Nicole Bally’s photo albums feature just three generic images posted in March of 2008 shortly after she joined Facebook, one of Mark Zuckerberg and two stock-photo-like images from March 2008, one subtitled “A wonderful time with a wonderful friend” and the other “The most beautiful place in the world.”
I’ve done more hunting online, but can’t find anything solid about Nicole Bally. Surely if she works in media or advertising in NYC or San Francisco and knows so many famous-for-pixels people, she would show up on LinkedIn or someone’s Flickr photo album.
Do any of you know Nicole Bally? If not, why have so many of you friended her and why are you sharing your private lives with her?
When a colleague of mine looked around online for other instances of Nicole Bally’s profile photo, using the nifty photo identification service TinEye, he discovered that Nicole Bally’s Facebook profile photo looks like a cropped photo of Nicole Carroll, a fitness trainer.
Maybe Nicole Bally — some of her Facebook friends are weight lifters — is actually Nicole Carroll? Maybe the whole FB page is a subtle marketing ploy for a future, tech-celebrity-focused pivot for Crossfit Training, where Nicole Carroll works. Much more likely, Nicole Carroll is a hard-working, innocent person whose image has been stolen.
It would be a relief to know that Nicole Bally is a real person and not a stolen photo and a made-up name.
Except I’d still be left wondering why so many tech, politics and media people friended Nicole Bally without having ANY idea who she is or what she’s peddling.
Then there’s Celia Richards. Facebook keeps suggesting I may know Celia and should become her friend. After all, we know 24 people in common, many of them media insiders.
Again, some Googling turns up nothing solid about Celia. Given the e-fluential crowd she apparently hangs with, Celia seems like a digital playa. But she’s got no digital fingerprint outside the walls of Facebook.

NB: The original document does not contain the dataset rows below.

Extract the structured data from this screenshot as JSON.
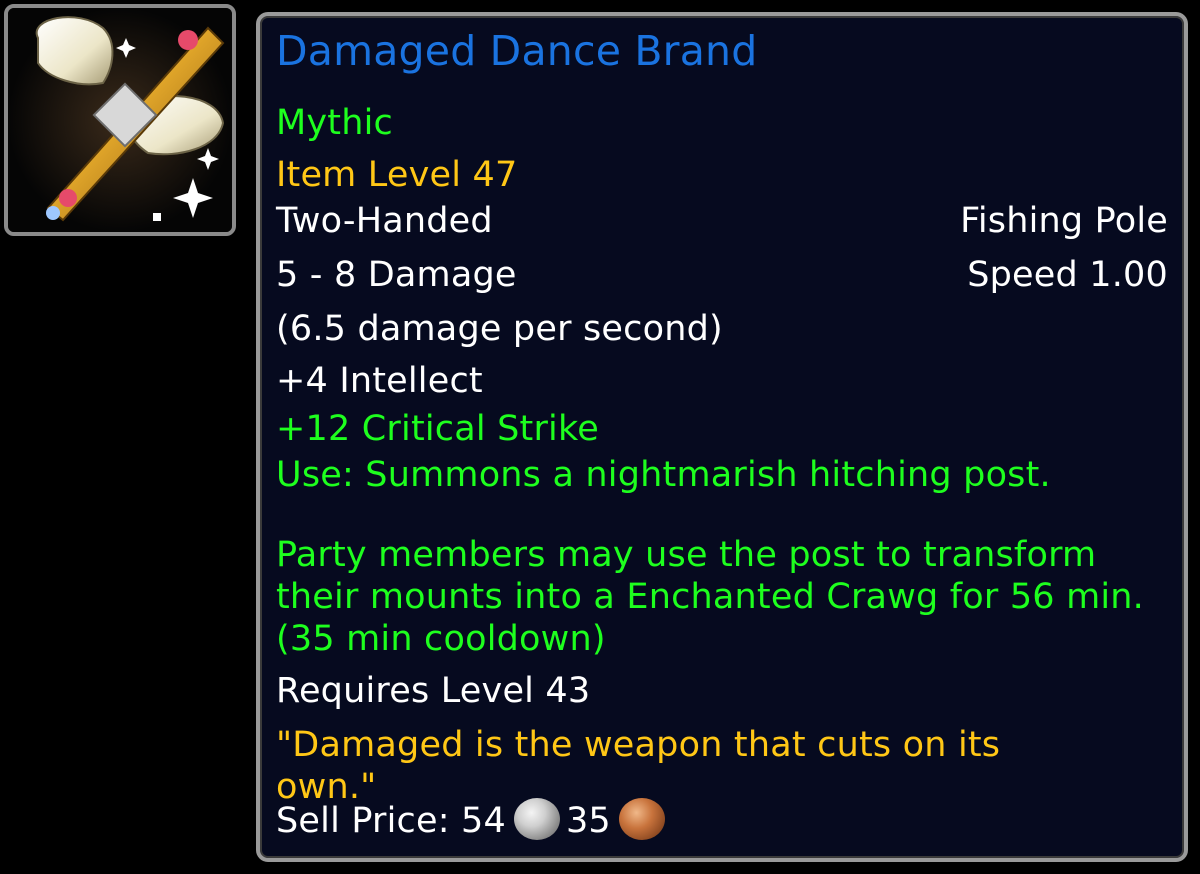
{
  "item": {
    "icon": "winged-golden-sword-icon",
    "name": "Damaged Dance Brand",
    "quality": "Mythic",
    "item_level": "Item Level 47",
    "slot": "Two-Handed",
    "type": "Fishing Pole",
    "damage": "5 - 8 Damage",
    "speed": "Speed 1.00",
    "dps": "(6.5 damage per second)",
    "stat_intellect": "+4 Intellect",
    "stat_crit": "+12 Critical Strike",
    "use_effect": "Use: Summons a nightmarish hitching post.",
    "use_effect_detail": "Party members may use the post to transform their mounts into a Enchanted Crawg for 56 min. (35 min cooldown)",
    "requirement": "Requires Level 43",
    "flavor": "\"Damaged is the weapon that cuts on its own.\"",
    "sell_label": "Sell Price:",
    "sell_silver": "54",
    "sell_copper": "35"
  },
  "colors": {
    "title": "#1a73e0",
    "quality": "#1eff1e",
    "item_level": "#ffc716",
    "flavor": "#ffc716",
    "effect": "#1eff1e",
    "background": "#060a1f"
  },
  "icons": {
    "silver_coin": "silver-coin-icon",
    "copper_coin": "copper-coin-icon"
  }
}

Is Celia real or just a bimbot created to harvest personal info — wall posts, friendships, photos, demographic information — from her credulous yet influential friends and their friends?

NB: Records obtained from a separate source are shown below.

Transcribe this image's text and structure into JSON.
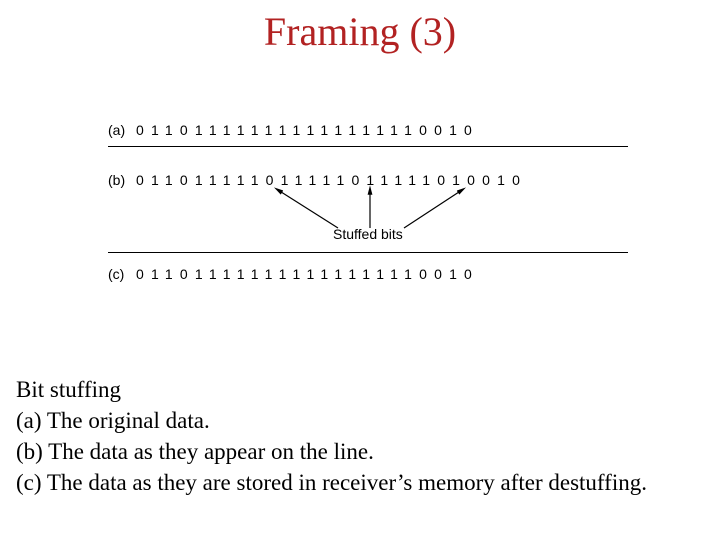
{
  "title": "Framing (3)",
  "figure": {
    "label_a": "(a)",
    "label_b": "(b)",
    "label_c": "(c)",
    "bits_a": "011011111111111111110010",
    "bits_b": "011011111011111011111010010",
    "bits_c": "011011111111111111110010",
    "stuffed_label": "Stuffed bits"
  },
  "caption": {
    "intro": "Bit stuffing",
    "a": "(a) The original data.",
    "b": "(b) The data as they appear on the line.",
    "c": "(c) The data as they are stored in receiver’s memory after destuffing."
  }
}
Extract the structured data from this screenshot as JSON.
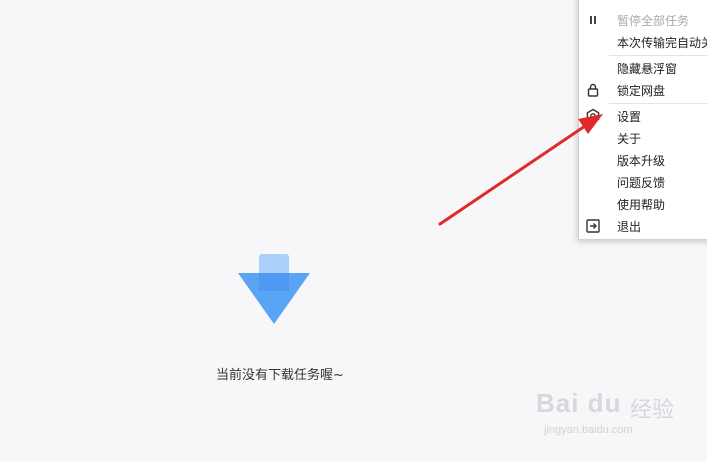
{
  "empty_state": {
    "message": "当前没有下载任务喔~"
  },
  "menu": {
    "items": [
      {
        "label": "暂停全部任务",
        "icon": "pause-icon",
        "disabled": true
      },
      {
        "label": "本次传输完自动关机",
        "icon": "",
        "disabled": false
      },
      {
        "label": "隐藏悬浮窗",
        "icon": "",
        "disabled": false
      },
      {
        "label": "锁定网盘",
        "icon": "lock-icon",
        "disabled": false
      },
      {
        "label": "设置",
        "icon": "gear-icon",
        "disabled": false
      },
      {
        "label": "关于",
        "icon": "",
        "disabled": false
      },
      {
        "label": "版本升级",
        "icon": "",
        "disabled": false
      },
      {
        "label": "问题反馈",
        "icon": "",
        "disabled": false
      },
      {
        "label": "使用帮助",
        "icon": "",
        "disabled": false
      },
      {
        "label": "退出",
        "icon": "exit-icon",
        "disabled": false
      }
    ]
  },
  "watermark": {
    "logo": "Bai du",
    "site": "经验",
    "url": "jingyan.baidu.com"
  },
  "colors": {
    "arrow_annotation": "#e02a2a",
    "download_icon_blue": "#5aa4f6"
  }
}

I don’t know for sure. But some more sleuthing reveals that Celia’s profile pic is actually a photo of TV star Kristin Cavallari. Duh! Maybe that’s why I don’t recognize her as a friend.
Perhaps Celia really exists, but just prefers to pretend she looks like Kristin. (Contrary to Facebook’s terms, BTW.) I’ll know more if she ever accepts my friend request.
If these Facebook profiles are not bona fide, what’s the real game? Theories vary, from comic to creepy.
Dude you guys it is the government. They lure you in with seductive women (or men if you are female) and they try to get information out of you without interrogation but with chatting.
Or maybe we’ve just stumbled into an elaborate, long-festering online version of the famous foreover alone flashmob?
More prosaically, Harvard Kennedy School professor Steven Kelman writes:
My guess is that somebody is setting up Facebook accounts with nonexistent (or hired) attractive women, and sending out large numbers of friend requests to guys with the hope that many will accept the request. (For all I know, similar requests, with attractive guys, are being sent to women.) Once you accept their friend request, they gain access to a lot of information about you…
We all know that companies in the past were very eager exploiting holes in FB’s architecture to scrape personal information.
Even after Facebook tightened up its privacy settings, it seems clear that people are blithely sharing way too much of their lives with people they haven’t fully vetted. And it seems likely that our conversations are being spied on, recorded and analyzed, either by folks from China or by corporate sleuths hiding behind seductive masks to track and influence conversations about their clients, customers and competitors.
Congresstwerp Andy Weiner put way too much online.
Don’t laugh. You may be sharing way too much with strangers too.
UPDATE: Dabitch offers more theories for who Nicole Bally and the army of bimbots could be working for at adland.tv. And Jesse Brown expounds on the power of the mutual friends list at Macleans.ca.